Great! The part that was specifically looking for was the combination of target.indexOf('?') and target.substring(x + 1). Everything else you provided will just make my job that much easier. Thank you!
1

tl;dr

Looking at your comments on other answers, this is what you need

linkElement.search.substr(1)



The answer...

You can access the same properties you would with window.location.

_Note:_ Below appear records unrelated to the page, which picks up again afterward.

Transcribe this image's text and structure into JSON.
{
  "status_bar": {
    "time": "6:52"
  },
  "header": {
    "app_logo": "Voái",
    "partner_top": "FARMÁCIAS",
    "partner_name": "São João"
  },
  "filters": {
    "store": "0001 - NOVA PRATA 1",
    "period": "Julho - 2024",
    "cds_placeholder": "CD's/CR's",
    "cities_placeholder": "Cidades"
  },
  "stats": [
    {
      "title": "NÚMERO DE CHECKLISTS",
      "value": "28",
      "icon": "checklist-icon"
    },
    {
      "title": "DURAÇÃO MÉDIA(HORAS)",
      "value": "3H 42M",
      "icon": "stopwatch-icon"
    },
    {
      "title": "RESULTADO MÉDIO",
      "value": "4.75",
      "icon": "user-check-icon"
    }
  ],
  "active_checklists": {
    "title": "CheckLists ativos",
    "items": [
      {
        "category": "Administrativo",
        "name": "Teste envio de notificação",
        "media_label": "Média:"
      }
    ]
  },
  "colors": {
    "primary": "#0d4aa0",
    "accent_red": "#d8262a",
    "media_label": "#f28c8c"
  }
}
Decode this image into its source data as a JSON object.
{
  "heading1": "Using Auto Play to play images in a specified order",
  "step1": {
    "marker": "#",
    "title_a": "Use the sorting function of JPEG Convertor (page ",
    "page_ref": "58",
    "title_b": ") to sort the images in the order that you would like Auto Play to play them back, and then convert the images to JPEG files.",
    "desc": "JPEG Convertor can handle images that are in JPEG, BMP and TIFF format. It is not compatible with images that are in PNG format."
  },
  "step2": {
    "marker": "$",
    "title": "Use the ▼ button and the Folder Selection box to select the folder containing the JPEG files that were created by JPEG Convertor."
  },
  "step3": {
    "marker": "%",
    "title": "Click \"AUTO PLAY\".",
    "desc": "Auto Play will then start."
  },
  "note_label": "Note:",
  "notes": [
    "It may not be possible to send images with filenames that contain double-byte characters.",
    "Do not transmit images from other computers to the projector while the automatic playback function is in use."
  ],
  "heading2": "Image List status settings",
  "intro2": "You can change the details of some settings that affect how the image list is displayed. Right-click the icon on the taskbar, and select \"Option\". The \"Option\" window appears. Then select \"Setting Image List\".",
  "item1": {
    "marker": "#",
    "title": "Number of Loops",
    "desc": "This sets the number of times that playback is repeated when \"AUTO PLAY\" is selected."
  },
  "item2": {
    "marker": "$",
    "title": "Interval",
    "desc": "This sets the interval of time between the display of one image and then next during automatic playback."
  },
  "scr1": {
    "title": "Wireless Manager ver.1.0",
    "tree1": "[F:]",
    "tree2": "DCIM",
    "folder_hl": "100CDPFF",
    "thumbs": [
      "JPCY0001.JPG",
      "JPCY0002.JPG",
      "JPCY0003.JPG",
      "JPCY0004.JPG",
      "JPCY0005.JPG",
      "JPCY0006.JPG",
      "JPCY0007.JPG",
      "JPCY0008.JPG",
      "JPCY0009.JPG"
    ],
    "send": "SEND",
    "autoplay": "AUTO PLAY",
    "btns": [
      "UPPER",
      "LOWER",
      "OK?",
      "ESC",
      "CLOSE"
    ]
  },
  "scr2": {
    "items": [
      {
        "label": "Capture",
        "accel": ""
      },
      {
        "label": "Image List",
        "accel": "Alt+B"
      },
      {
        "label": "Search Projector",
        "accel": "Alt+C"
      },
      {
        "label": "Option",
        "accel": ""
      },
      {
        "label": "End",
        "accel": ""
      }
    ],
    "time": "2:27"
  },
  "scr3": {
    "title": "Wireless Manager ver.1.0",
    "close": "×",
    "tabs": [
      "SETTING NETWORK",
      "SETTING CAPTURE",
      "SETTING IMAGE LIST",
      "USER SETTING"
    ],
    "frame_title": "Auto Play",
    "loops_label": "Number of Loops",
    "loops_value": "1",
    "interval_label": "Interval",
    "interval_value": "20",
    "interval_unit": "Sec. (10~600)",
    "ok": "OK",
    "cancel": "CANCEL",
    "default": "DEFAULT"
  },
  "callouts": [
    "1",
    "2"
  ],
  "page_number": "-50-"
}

For querystring of a href it would be (document.querySelector('a#mylink')).search

Other accessible properties

.hash
.host
.hostname
.href
.origin
.pathname
.port
.protocol
.search

In your case, for all the links on a page use this little script

*I am only selecting links with actual hrefs.

[].forEach.call(document.querySelectorAll('a[href]'), function(el) {
 var queryString = el.search.substr(1)
 el.onclick = function(e){
 e.preventDefault() // don't redirect and stuff...
 // do the magic here with the queryString
 }
})
answered Apr 7, 2016 at 12:03

Comments

0

This sample code should be enough to help you parse what you need. Note that I added an id to the anchor to make it easy to access.

<!DOCTYPE html>
<HTML>
<HEAD>
<SCRIPT type="text/javascript">
function parse() {
 var el = document.getElementById("foo");
 var href = el.href;
 var pos = href.indexOf("?");
 alert(href.substring(pos+1));
}
</SCRIPT>
</HEAD>
<BODY bgcolor="white" onLoad="parse()">
<a id="foo" class="ajax" href="http://example.com/page?key1=value1&key2=value2">Link</a>
</BODY>
</HTML>
answered Oct 28, 2013 at 22:19

2 Comments

This, too, includes the info I was looking for, indexOf("?") and substring(pos+1). Thanks for responding.
I don't understand the downvote. I answered exactly what the person asked for and he even commented that he appreciated the response.